The name of Mercia means "the people of the border", because the Mercians were the Anglo-Saxons along the border with what is now called Wales.
There was an era before England was united that was called "The Mercian Supremacy", because Mercia was predominant among the other pre-England kingdoms.
I am actually a Mercian. My parents told me about Mercia when I was a young boy. "Today this is England but it was once Mercia".
The following image, from the Wikipedia article "Mercia", shows the boundaries of Mercia. It is approximately what is today called the Midlands. The blue dot is where I was born and the yellow dot is the city of Birmingham. The green area was the area under Mercian influence when it's power was at it's height, basically all of southern England.

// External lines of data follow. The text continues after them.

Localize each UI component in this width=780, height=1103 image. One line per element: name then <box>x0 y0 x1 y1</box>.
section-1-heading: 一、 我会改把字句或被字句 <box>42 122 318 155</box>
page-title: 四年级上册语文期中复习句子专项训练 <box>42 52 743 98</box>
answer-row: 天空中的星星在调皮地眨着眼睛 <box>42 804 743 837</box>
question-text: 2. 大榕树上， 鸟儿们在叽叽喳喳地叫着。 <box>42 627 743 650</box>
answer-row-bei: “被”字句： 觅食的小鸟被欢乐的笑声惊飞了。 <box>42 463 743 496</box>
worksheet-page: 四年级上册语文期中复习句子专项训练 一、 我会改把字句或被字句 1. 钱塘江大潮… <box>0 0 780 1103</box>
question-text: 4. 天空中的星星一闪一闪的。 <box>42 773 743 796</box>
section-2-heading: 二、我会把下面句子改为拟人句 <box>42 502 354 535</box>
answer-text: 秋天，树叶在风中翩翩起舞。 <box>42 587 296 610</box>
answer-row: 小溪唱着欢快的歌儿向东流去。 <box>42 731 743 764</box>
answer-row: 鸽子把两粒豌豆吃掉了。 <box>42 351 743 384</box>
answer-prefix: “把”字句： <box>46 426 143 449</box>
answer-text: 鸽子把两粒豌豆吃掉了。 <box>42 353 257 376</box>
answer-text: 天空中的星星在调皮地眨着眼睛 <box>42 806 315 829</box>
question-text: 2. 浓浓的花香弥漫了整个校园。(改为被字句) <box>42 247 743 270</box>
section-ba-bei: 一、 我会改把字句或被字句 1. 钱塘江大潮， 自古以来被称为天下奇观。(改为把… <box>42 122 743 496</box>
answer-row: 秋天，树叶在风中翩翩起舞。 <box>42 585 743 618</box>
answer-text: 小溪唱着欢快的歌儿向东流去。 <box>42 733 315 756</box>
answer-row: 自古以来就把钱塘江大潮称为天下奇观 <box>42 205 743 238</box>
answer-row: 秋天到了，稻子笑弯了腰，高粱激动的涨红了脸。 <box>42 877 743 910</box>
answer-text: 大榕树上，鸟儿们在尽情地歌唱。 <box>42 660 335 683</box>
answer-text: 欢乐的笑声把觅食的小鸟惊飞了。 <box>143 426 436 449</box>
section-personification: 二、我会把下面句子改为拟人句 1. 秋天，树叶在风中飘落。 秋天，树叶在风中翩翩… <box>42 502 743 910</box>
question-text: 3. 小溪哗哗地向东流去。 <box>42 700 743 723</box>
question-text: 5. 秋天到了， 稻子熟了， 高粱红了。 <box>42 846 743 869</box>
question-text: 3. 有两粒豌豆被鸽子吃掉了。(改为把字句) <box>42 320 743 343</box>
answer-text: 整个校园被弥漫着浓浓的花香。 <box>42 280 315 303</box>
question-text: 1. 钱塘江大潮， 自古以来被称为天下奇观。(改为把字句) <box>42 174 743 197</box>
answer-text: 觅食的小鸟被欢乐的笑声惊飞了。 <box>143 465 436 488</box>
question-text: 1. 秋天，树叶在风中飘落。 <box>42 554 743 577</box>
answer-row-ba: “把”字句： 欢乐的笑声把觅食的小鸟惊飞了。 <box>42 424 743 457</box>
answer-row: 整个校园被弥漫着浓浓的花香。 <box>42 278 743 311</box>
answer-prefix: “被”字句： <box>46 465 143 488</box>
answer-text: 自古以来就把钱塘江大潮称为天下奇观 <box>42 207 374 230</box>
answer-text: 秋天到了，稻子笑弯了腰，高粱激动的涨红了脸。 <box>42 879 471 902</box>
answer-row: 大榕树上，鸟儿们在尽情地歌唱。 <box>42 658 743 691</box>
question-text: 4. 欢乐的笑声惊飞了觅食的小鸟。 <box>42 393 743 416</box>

The name of Mercia is still seen and the Midlands are occasionally referred to as Mercia. Three images from Google Street View.
Mercia had a great king, called Offa. The red line in the above map is Offa's Dyke. This was a defensive ditch and berm that was dug along the border with Powys, which is now known as Wales. Not much remains of it after so many centuries but it is still visible in places. There is a walking and biking path that runs all along the route. Image from the Wikipedia article "Offa's Dyke".
There was also a great queen, called Aethelflaed, image from the Wikipedia article by that name.
The town of Tamworth proclaims itself as "The Ancient Capital of Mercia". Image from Google Street View.
In Tamworth there are two statues of Aethelflaed. Two images from Google Street View. Tamworth Castle is in the background of the first image. Kings of Mercia lived there but it might not look like it did then.
The following image, from the Wikipedia article "Mercia" is considered as the "flag" of Mercia although it wouldn't have been flying from a flagpole as we do today.
The religious center of Mercia was Lichfield. It is next to Tamworth and both are close to what is now Birmingham. Chad of Mercia is credited with helping to bring Christianity to Mercia, and was it's Bishop. Lichfield Cathedral is on the site where a cathedral was first consecrated in the days of Mercia. The following two images from Google Street View show the present cathedral and statue of St. Chad.
There are two shrines containing bones of St. Chad. One is in Lichfield Cathedral. Image from Google Street View.
The other is in St. Chad's Cathedral in nearby Birmingham. Image from Google Street View.
Aethelflaed ruled during a time of conflict and, on an expedition to the north, her forces retrieved the bones of St. Oswald. This had been an earlier king and martyr. Aethelflaed founded St. Oswald's Priory, in Gloucester, and had the bones buried there. Aethelflaed was later buried there herself.
St. Oswald's Priory is adjacent to what is now Gloucester Cathedral. It became a pilgrimage site and was certainly a factor in getting the cathedral founded nearby. This is not far from where I was born.
The following three images, from Google Street View, are what remains of St. Oswald's Priory today, although these walls were not there at the time of Mercia. The priory was damaged during the Seventeenth Century civil war.
Tamworth and Lichfield are both near Birmingham but the city of Birmingham was not there then. It is mostly a product of the Industrial Revolution and was far in the distant future at the time of Mercia.
Seafaring has been very important to Britain from the beginning and all of it's major cities are on or near the coast. Birmingham is the one exception. It is by far the largest city in the country that is nowhere near the coast. I wonder how this came to be.
What you may notice about the map above is that Mercia had very little coastline. But yet it was a great kingdom with a great influence. History is a very powerful force and my conclusion is that a major city grew up next to the Ancient Capital of Mercia, and also it's religious center, as the modern heir of Mercia, although I have never seen Birmingham associated with Mercia. This is why Birmingham breaks the apparently logical rule that a major city, in a country like Britain where everything is within 110 km of a coast, should be on a coast.
In the same way, Britain's other Industrial Revolution cities are reenactments of long-ago kingdoms. Cardiff, Newport and, Swansea are reenactments of Powys, which preceded Wales. Liverpool and Manchester are reenactments of Northumbria. Glasgow is a reenactment of the medieval Kingdom of Strathclyde.